Mohawk Language Preservation
Since 2020, the Paré Foundation supports a Mohawk language program at Kanehsatà:ke, Quebec. The multi-year adult immersion program is offered by the Mohawk Language Custodian Association of Kanehsatà:ke and is designed to ensure the ancestral language survives and flourishes.
Four students graduated at the end of the last session out of a group of six. Interest in the program is growing because the graduates are speaking Mohawk (Kanien’kéha) in public, and on the local radio station. That has inspired and motivated others: this year there were twenty-five new applicants, and twenty have been accepted.
Most of the adult students have no income stream or financial support to cover living expenses during their training. While federal funding from Heritage Canada pays for the courses, the Paré Foundation contribution is used to help with the living costs of students who fall short, and it is shared at the discretion of their board. This support motivates the students, who also do local fundraising to cover their expenses, often having given up regular work to meet the demands of the program.
The Mohawk Language Custodian Association has also managed to get help from McGill University, which provides access to a teacher training program; fifteen of the twenty new students are participating in both programs. This will help students acquire teaching skills. They will be able to eventually replace the dedicated Elders who have been carrying the project and who are currently teachers at Kanehsatà:ke Elementary and High School.

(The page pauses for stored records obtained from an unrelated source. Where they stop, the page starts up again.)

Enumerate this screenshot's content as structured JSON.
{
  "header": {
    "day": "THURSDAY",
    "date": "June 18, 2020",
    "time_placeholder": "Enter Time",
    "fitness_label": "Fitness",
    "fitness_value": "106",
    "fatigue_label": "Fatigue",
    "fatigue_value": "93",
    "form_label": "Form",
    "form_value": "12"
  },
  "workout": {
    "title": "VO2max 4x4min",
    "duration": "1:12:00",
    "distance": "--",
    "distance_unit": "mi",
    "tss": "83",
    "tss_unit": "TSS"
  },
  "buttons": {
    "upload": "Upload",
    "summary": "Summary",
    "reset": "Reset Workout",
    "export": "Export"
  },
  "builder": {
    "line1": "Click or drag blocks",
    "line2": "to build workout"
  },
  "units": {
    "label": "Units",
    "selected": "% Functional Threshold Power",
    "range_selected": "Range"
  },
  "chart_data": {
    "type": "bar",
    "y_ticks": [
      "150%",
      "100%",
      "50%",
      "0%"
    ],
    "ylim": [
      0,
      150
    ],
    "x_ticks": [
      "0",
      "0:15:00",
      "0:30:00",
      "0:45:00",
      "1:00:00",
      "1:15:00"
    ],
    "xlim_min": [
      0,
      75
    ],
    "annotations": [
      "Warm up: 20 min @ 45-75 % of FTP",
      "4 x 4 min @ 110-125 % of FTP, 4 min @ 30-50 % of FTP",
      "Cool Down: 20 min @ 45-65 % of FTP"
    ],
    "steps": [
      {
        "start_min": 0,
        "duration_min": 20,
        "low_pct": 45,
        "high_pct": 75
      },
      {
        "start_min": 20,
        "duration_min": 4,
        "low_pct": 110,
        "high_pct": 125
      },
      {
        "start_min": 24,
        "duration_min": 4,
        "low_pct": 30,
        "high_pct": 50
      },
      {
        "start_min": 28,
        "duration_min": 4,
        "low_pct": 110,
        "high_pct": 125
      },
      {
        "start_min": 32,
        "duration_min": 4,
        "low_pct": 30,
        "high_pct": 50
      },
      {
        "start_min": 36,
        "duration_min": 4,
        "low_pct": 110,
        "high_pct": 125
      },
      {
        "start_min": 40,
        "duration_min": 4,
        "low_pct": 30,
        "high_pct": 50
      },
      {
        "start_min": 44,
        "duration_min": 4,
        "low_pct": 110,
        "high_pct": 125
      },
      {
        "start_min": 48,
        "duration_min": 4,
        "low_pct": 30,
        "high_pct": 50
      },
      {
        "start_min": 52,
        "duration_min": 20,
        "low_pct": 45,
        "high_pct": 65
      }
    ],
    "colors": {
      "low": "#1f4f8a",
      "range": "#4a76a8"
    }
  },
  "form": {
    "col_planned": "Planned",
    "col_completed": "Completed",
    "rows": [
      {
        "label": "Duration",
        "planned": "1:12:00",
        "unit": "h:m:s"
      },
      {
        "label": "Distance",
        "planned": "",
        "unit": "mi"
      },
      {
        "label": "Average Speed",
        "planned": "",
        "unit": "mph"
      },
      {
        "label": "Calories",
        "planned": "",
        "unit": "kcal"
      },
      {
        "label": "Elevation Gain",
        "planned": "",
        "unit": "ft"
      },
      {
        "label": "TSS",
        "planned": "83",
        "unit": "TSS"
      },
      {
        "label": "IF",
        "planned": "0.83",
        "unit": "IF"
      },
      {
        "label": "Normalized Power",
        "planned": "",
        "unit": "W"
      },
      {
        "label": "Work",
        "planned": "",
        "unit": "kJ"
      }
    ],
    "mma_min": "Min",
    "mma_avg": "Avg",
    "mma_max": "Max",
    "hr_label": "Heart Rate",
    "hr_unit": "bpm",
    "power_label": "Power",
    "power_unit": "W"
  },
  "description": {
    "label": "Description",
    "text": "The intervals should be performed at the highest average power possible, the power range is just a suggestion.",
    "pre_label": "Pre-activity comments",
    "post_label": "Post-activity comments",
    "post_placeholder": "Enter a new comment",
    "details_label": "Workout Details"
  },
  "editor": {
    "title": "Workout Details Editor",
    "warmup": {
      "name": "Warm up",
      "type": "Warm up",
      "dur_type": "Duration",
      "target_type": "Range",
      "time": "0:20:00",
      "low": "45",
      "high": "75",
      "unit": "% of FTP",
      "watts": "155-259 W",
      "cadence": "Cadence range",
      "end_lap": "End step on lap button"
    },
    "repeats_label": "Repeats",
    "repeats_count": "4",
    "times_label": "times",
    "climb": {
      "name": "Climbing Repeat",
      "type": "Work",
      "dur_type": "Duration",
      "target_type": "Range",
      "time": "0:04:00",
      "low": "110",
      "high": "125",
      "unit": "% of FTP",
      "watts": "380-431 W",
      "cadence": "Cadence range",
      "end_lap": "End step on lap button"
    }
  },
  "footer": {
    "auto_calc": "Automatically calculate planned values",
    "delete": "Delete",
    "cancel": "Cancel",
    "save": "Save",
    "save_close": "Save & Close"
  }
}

Centre Amitié, Ressources, et Entraide pour la Jeunesse (C.A.R.E. Jeunesse) is a Quebec, bilingual, non-profit organization dedicated to providing a community and a voice for youth leaving government care. Founded by alumni of care who have experienced the system first hand, the organization aims to assist youth after they leave care. The Paré Foundation is offering scholarships to two students who need support to continue their education:
Shanice is a student at University du Québec en Abitibi-Témiscamingue, studying Health Sciences. She hopes to become a nurse practitioner and would like to eventually work in Northern Quebec.
Elijah is a student at Concordia University in Montreal, doing a certificate of Arts and Sciences and taking additional courses with the School of Community and Public Affairs.